Gensler’s tenure as the head of the Commission was marked by a bull-headed lack of compromise in pursuit of derivatives governance reform, and so its not surprising that he is being nudged toward the door prematurely. His swan song will likely be remembered as the Swaps Execution Facilities, a platform that is designed to drag formerly “Dark” trades of certain derivatives into the light transparent trading and reporting platform designed to loosen the grip of the world’s largest banks on the sector.
His successor – Timothy G. Massad – is described by the New York Times as “a Treasury Department official with a blank slate for a regulatory agenda”. That I find particularly troubling, since that source also suggested Mr. Massad could “take a more conciliatory approach.” Meaning, if I may be so presumptuous as to read between those lines “he won’t fight challenges to Gensler’s successes in court”. We’ll be watching that situation with interest.

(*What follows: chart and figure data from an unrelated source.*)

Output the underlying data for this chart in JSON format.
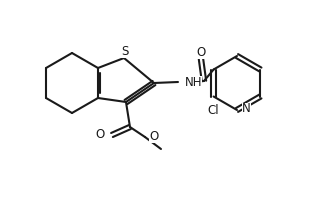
{
  "bg": "#ffffff",
  "lc": "#1a1a1a",
  "lw": 1.5,
  "fs": 8.5,
  "figsize": [
    3.2,
    1.98
  ],
  "dpi": 100,
  "xlim": [
    0.0,
    3.2
  ],
  "ylim": [
    0.0,
    1.98
  ]
}
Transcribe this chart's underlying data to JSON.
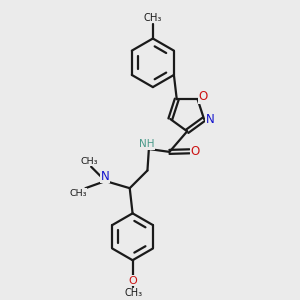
{
  "bg_color": "#ebebeb",
  "bond_color": "#1a1a1a",
  "N_color": "#1414cc",
  "O_color": "#cc1414",
  "NH_color": "#4a9a8a",
  "figsize": [
    3.0,
    3.0
  ],
  "dpi": 100,
  "xlim": [
    0,
    10
  ],
  "ylim": [
    0,
    10
  ]
}
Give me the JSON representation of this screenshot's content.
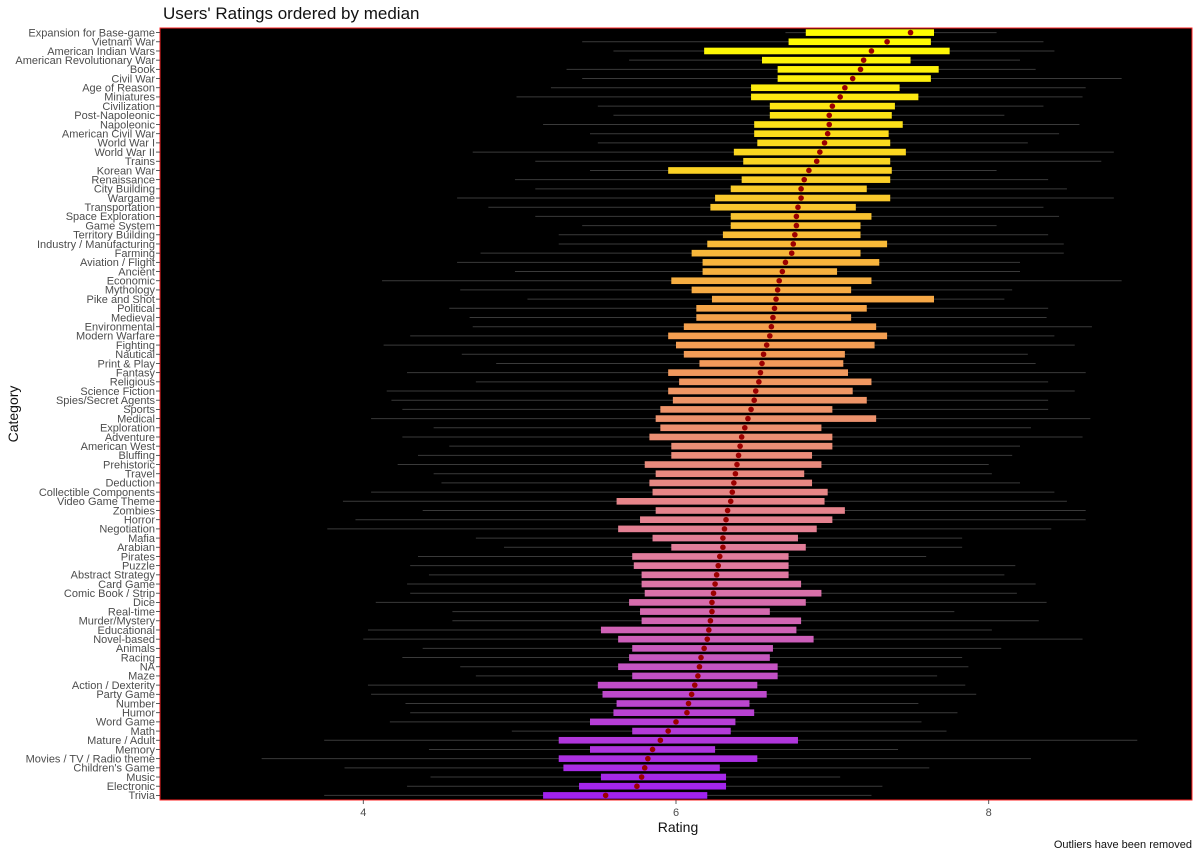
{
  "chart_data": {
    "type": "boxplot",
    "title": "Users' Ratings ordered by median",
    "xlabel": "Rating",
    "ylabel": "Category",
    "caption": "Outliers have been removed",
    "xlim": [
      2.7,
      9.3
    ],
    "xticks": [
      4,
      6,
      8
    ],
    "colors": {
      "panel_bg": "#000000",
      "panel_border": "#ff2222",
      "median_marker": "#9b0000",
      "whisker": "#3a3a3a",
      "gradient": [
        "#ffff00",
        "#f5a14c",
        "#e07aa0",
        "#a020f0"
      ]
    },
    "categories": [
      {
        "name": "Expansion for Base-game",
        "lw": 6.7,
        "q1": 6.83,
        "med": 7.5,
        "q3": 7.65,
        "uw": 8.05
      },
      {
        "name": "Vietnam War",
        "lw": 5.4,
        "q1": 6.72,
        "med": 7.35,
        "q3": 7.63,
        "uw": 8.35
      },
      {
        "name": "American Indian Wars",
        "lw": 5.6,
        "q1": 6.18,
        "med": 7.25,
        "q3": 7.75,
        "uw": 8.42
      },
      {
        "name": "American Revolutionary War",
        "lw": 5.7,
        "q1": 6.55,
        "med": 7.2,
        "q3": 7.5,
        "uw": 8.2
      },
      {
        "name": "Book",
        "lw": 5.3,
        "q1": 6.65,
        "med": 7.18,
        "q3": 7.68,
        "uw": 8.3
      },
      {
        "name": "Civil War",
        "lw": 5.4,
        "q1": 6.65,
        "med": 7.13,
        "q3": 7.63,
        "uw": 8.85
      },
      {
        "name": "Age of Reason",
        "lw": 5.2,
        "q1": 6.48,
        "med": 7.08,
        "q3": 7.43,
        "uw": 8.62
      },
      {
        "name": "Miniatures",
        "lw": 4.98,
        "q1": 6.48,
        "med": 7.05,
        "q3": 7.55,
        "uw": 8.6
      },
      {
        "name": "Civilization",
        "lw": 5.5,
        "q1": 6.6,
        "med": 7.0,
        "q3": 7.4,
        "uw": 8.35
      },
      {
        "name": "Post-Napoleonic",
        "lw": 5.6,
        "q1": 6.6,
        "med": 6.98,
        "q3": 7.38,
        "uw": 8.1
      },
      {
        "name": "Napoleonic",
        "lw": 5.15,
        "q1": 6.5,
        "med": 6.98,
        "q3": 7.45,
        "uw": 8.58
      },
      {
        "name": "American Civil War",
        "lw": 5.45,
        "q1": 6.5,
        "med": 6.97,
        "q3": 7.36,
        "uw": 8.45
      },
      {
        "name": "World War I",
        "lw": 5.5,
        "q1": 6.52,
        "med": 6.95,
        "q3": 7.37,
        "uw": 8.25
      },
      {
        "name": "World War II",
        "lw": 4.7,
        "q1": 6.37,
        "med": 6.92,
        "q3": 7.47,
        "uw": 8.8
      },
      {
        "name": "Trains",
        "lw": 5.1,
        "q1": 6.43,
        "med": 6.9,
        "q3": 7.37,
        "uw": 8.72
      },
      {
        "name": "Korean War",
        "lw": 5.45,
        "q1": 5.95,
        "med": 6.85,
        "q3": 7.38,
        "uw": 8.05
      },
      {
        "name": "Renaissance",
        "lw": 4.97,
        "q1": 6.42,
        "med": 6.82,
        "q3": 7.37,
        "uw": 8.38
      },
      {
        "name": "City Building",
        "lw": 5.1,
        "q1": 6.35,
        "med": 6.8,
        "q3": 7.22,
        "uw": 8.5
      },
      {
        "name": "Wargame",
        "lw": 4.6,
        "q1": 6.25,
        "med": 6.8,
        "q3": 7.37,
        "uw": 8.8
      },
      {
        "name": "Transportation",
        "lw": 4.8,
        "q1": 6.22,
        "med": 6.78,
        "q3": 7.15,
        "uw": 8.35
      },
      {
        "name": "Space Exploration",
        "lw": 5.1,
        "q1": 6.35,
        "med": 6.77,
        "q3": 7.25,
        "uw": 8.45
      },
      {
        "name": "Game System",
        "lw": 5.4,
        "q1": 6.35,
        "med": 6.77,
        "q3": 7.18,
        "uw": 8.05
      },
      {
        "name": "Territory Building",
        "lw": 5.25,
        "q1": 6.3,
        "med": 6.76,
        "q3": 7.18,
        "uw": 8.38
      },
      {
        "name": "Industry / Manufacturing",
        "lw": 5.25,
        "q1": 6.2,
        "med": 6.75,
        "q3": 7.35,
        "uw": 8.48
      },
      {
        "name": "Farming",
        "lw": 4.75,
        "q1": 6.1,
        "med": 6.74,
        "q3": 7.18,
        "uw": 8.48
      },
      {
        "name": "Aviation / Flight",
        "lw": 4.6,
        "q1": 6.17,
        "med": 6.7,
        "q3": 7.3,
        "uw": 8.2
      },
      {
        "name": "Ancient",
        "lw": 4.97,
        "q1": 6.17,
        "med": 6.68,
        "q3": 7.03,
        "uw": 8.2
      },
      {
        "name": "Economic",
        "lw": 4.12,
        "q1": 5.97,
        "med": 6.66,
        "q3": 7.25,
        "uw": 8.85
      },
      {
        "name": "Mythology",
        "lw": 4.62,
        "q1": 6.1,
        "med": 6.65,
        "q3": 7.12,
        "uw": 8.15
      },
      {
        "name": "Pike and Shot",
        "lw": 5.05,
        "q1": 6.23,
        "med": 6.64,
        "q3": 7.65,
        "uw": 8.1
      },
      {
        "name": "Political",
        "lw": 4.55,
        "q1": 6.13,
        "med": 6.63,
        "q3": 7.22,
        "uw": 8.38
      },
      {
        "name": "Medieval",
        "lw": 4.68,
        "q1": 6.13,
        "med": 6.62,
        "q3": 7.12,
        "uw": 8.37
      },
      {
        "name": "Environmental",
        "lw": 4.7,
        "q1": 6.05,
        "med": 6.61,
        "q3": 7.28,
        "uw": 8.66
      },
      {
        "name": "Modern Warfare",
        "lw": 4.3,
        "q1": 5.95,
        "med": 6.6,
        "q3": 7.35,
        "uw": 8.42
      },
      {
        "name": "Fighting",
        "lw": 4.13,
        "q1": 6.0,
        "med": 6.58,
        "q3": 7.27,
        "uw": 8.55
      },
      {
        "name": "Nautical",
        "lw": 4.63,
        "q1": 6.05,
        "med": 6.56,
        "q3": 7.08,
        "uw": 8.25
      },
      {
        "name": "Print & Play",
        "lw": 4.85,
        "q1": 6.15,
        "med": 6.55,
        "q3": 7.07,
        "uw": 8.3
      },
      {
        "name": "Fantasy",
        "lw": 4.28,
        "q1": 5.95,
        "med": 6.54,
        "q3": 7.1,
        "uw": 8.62
      },
      {
        "name": "Religious",
        "lw": 4.72,
        "q1": 6.02,
        "med": 6.53,
        "q3": 7.25,
        "uw": 8.38
      },
      {
        "name": "Science Fiction",
        "lw": 4.15,
        "q1": 5.95,
        "med": 6.51,
        "q3": 7.13,
        "uw": 8.55
      },
      {
        "name": "Spies/Secret Agents",
        "lw": 4.18,
        "q1": 5.98,
        "med": 6.5,
        "q3": 7.22,
        "uw": 8.38
      },
      {
        "name": "Sports",
        "lw": 4.25,
        "q1": 5.9,
        "med": 6.48,
        "q3": 7.0,
        "uw": 8.38
      },
      {
        "name": "Medical",
        "lw": 4.05,
        "q1": 5.87,
        "med": 6.46,
        "q3": 7.28,
        "uw": 8.65
      },
      {
        "name": "Exploration",
        "lw": 4.45,
        "q1": 5.9,
        "med": 6.44,
        "q3": 6.93,
        "uw": 8.27
      },
      {
        "name": "Adventure",
        "lw": 4.25,
        "q1": 5.83,
        "med": 6.42,
        "q3": 7.0,
        "uw": 8.6
      },
      {
        "name": "American West",
        "lw": 4.55,
        "q1": 5.97,
        "med": 6.41,
        "q3": 7.0,
        "uw": 8.2
      },
      {
        "name": "Bluffing",
        "lw": 4.35,
        "q1": 5.97,
        "med": 6.4,
        "q3": 6.87,
        "uw": 8.15
      },
      {
        "name": "Prehistoric",
        "lw": 4.22,
        "q1": 5.8,
        "med": 6.39,
        "q3": 6.93,
        "uw": 8.0
      },
      {
        "name": "Travel",
        "lw": 4.45,
        "q1": 5.87,
        "med": 6.38,
        "q3": 6.82,
        "uw": 8.02
      },
      {
        "name": "Deduction",
        "lw": 4.5,
        "q1": 5.83,
        "med": 6.37,
        "q3": 6.87,
        "uw": 8.2
      },
      {
        "name": "Collectible Components",
        "lw": 4.05,
        "q1": 5.85,
        "med": 6.36,
        "q3": 6.97,
        "uw": 8.42
      },
      {
        "name": "Video Game Theme",
        "lw": 3.87,
        "q1": 5.62,
        "med": 6.35,
        "q3": 6.95,
        "uw": 8.5
      },
      {
        "name": "Zombies",
        "lw": 4.38,
        "q1": 5.87,
        "med": 6.33,
        "q3": 7.08,
        "uw": 8.62
      },
      {
        "name": "Horror",
        "lw": 3.95,
        "q1": 5.77,
        "med": 6.32,
        "q3": 7.0,
        "uw": 8.62
      },
      {
        "name": "Negotiation",
        "lw": 3.77,
        "q1": 5.63,
        "med": 6.31,
        "q3": 6.9,
        "uw": 8.4
      },
      {
        "name": "Mafia",
        "lw": 4.72,
        "q1": 5.85,
        "med": 6.3,
        "q3": 6.78,
        "uw": 7.83
      },
      {
        "name": "Arabian",
        "lw": 4.9,
        "q1": 5.97,
        "med": 6.3,
        "q3": 6.83,
        "uw": 7.83
      },
      {
        "name": "Pirates",
        "lw": 4.35,
        "q1": 5.72,
        "med": 6.28,
        "q3": 6.72,
        "uw": 7.6
      },
      {
        "name": "Puzzle",
        "lw": 4.3,
        "q1": 5.73,
        "med": 6.27,
        "q3": 6.72,
        "uw": 8.17
      },
      {
        "name": "Abstract Strategy",
        "lw": 4.42,
        "q1": 5.78,
        "med": 6.26,
        "q3": 6.72,
        "uw": 8.1
      },
      {
        "name": "Card Game",
        "lw": 4.28,
        "q1": 5.78,
        "med": 6.25,
        "q3": 6.8,
        "uw": 8.3
      },
      {
        "name": "Comic Book / Strip",
        "lw": 4.3,
        "q1": 5.8,
        "med": 6.24,
        "q3": 6.93,
        "uw": 8.18
      },
      {
        "name": "Dice",
        "lw": 4.08,
        "q1": 5.7,
        "med": 6.23,
        "q3": 6.83,
        "uw": 8.37
      },
      {
        "name": "Real-time",
        "lw": 4.57,
        "q1": 5.77,
        "med": 6.23,
        "q3": 6.6,
        "uw": 7.78
      },
      {
        "name": "Murder/Mystery",
        "lw": 4.57,
        "q1": 5.78,
        "med": 6.22,
        "q3": 6.8,
        "uw": 8.32
      },
      {
        "name": "Educational",
        "lw": 4.03,
        "q1": 5.52,
        "med": 6.21,
        "q3": 6.77,
        "uw": 8.02
      },
      {
        "name": "Novel-based",
        "lw": 4.0,
        "q1": 5.63,
        "med": 6.2,
        "q3": 6.88,
        "uw": 8.6
      },
      {
        "name": "Animals",
        "lw": 4.38,
        "q1": 5.72,
        "med": 6.18,
        "q3": 6.62,
        "uw": 8.08
      },
      {
        "name": "Racing",
        "lw": 4.25,
        "q1": 5.7,
        "med": 6.16,
        "q3": 6.6,
        "uw": 7.83
      },
      {
        "name": "NA",
        "lw": 4.62,
        "q1": 5.63,
        "med": 6.15,
        "q3": 6.65,
        "uw": 7.87
      },
      {
        "name": "Maze",
        "lw": 4.72,
        "q1": 5.72,
        "med": 6.14,
        "q3": 6.65,
        "uw": 7.67
      },
      {
        "name": "Action / Dexterity",
        "lw": 4.03,
        "q1": 5.5,
        "med": 6.12,
        "q3": 6.52,
        "uw": 7.85
      },
      {
        "name": "Party Game",
        "lw": 4.05,
        "q1": 5.53,
        "med": 6.1,
        "q3": 6.58,
        "uw": 7.92
      },
      {
        "name": "Number",
        "lw": 4.27,
        "q1": 5.62,
        "med": 6.08,
        "q3": 6.47,
        "uw": 7.55
      },
      {
        "name": "Humor",
        "lw": 4.3,
        "q1": 5.6,
        "med": 6.07,
        "q3": 6.5,
        "uw": 7.8
      },
      {
        "name": "Word Game",
        "lw": 4.17,
        "q1": 5.45,
        "med": 6.0,
        "q3": 6.38,
        "uw": 7.57
      },
      {
        "name": "Math",
        "lw": 4.95,
        "q1": 5.72,
        "med": 5.95,
        "q3": 6.35,
        "uw": 7.73
      },
      {
        "name": "Mature / Adult",
        "lw": 3.75,
        "q1": 5.25,
        "med": 5.9,
        "q3": 6.78,
        "uw": 8.95
      },
      {
        "name": "Memory",
        "lw": 4.42,
        "q1": 5.45,
        "med": 5.85,
        "q3": 6.25,
        "uw": 7.42
      },
      {
        "name": "Movies / TV / Radio theme",
        "lw": 3.35,
        "q1": 5.25,
        "med": 5.82,
        "q3": 6.52,
        "uw": 8.27
      },
      {
        "name": "Children's Game",
        "lw": 3.88,
        "q1": 5.28,
        "med": 5.8,
        "q3": 6.28,
        "uw": 7.62
      },
      {
        "name": "Music",
        "lw": 4.43,
        "q1": 5.52,
        "med": 5.78,
        "q3": 6.32,
        "uw": 7.05
      },
      {
        "name": "Electronic",
        "lw": 4.28,
        "q1": 5.38,
        "med": 5.75,
        "q3": 6.32,
        "uw": 7.32
      },
      {
        "name": "Trivia",
        "lw": 3.75,
        "q1": 5.15,
        "med": 5.55,
        "q3": 6.2,
        "uw": 7.25
      }
    ]
  }
}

Goldman Sachs is back on the ‘Sell Gold’ Soapbox
Compounding the indications that there will be a good deal of short interest to kick of the 2014 gold price suppression faction is the fact that Goldman Sachs Group Inc (NYSE:GS) is back out there bashing gold’s prospects. It was Goldman who unequivocally bellowed from its pulpit in the Wall Street Journal ‘Short Gold!’. Just like that. With an exclamation mark and everything. As you may or may not recall, that prompted a 15% selloff in gold over the next few sessions, and there is little doubt there was some high-fivin’ short covering going on at Goldman.
Well Goldman has predicted a a further 15% decrease for the gold price in 2014, and that should be your cue that gold is likely going to continue being the focus of a coordinated campaign of futures market-originated downward price pressure.
I don’t dispute the fact that the further down the price of gold is driven by derivatives markets, the greater the compression in the price for a catapult past the historic $1920 level when that racket fails. I just don’t think it’s very reliable information when pundits point to a few bullish sessions during market quiet periods and declare the death of the bear.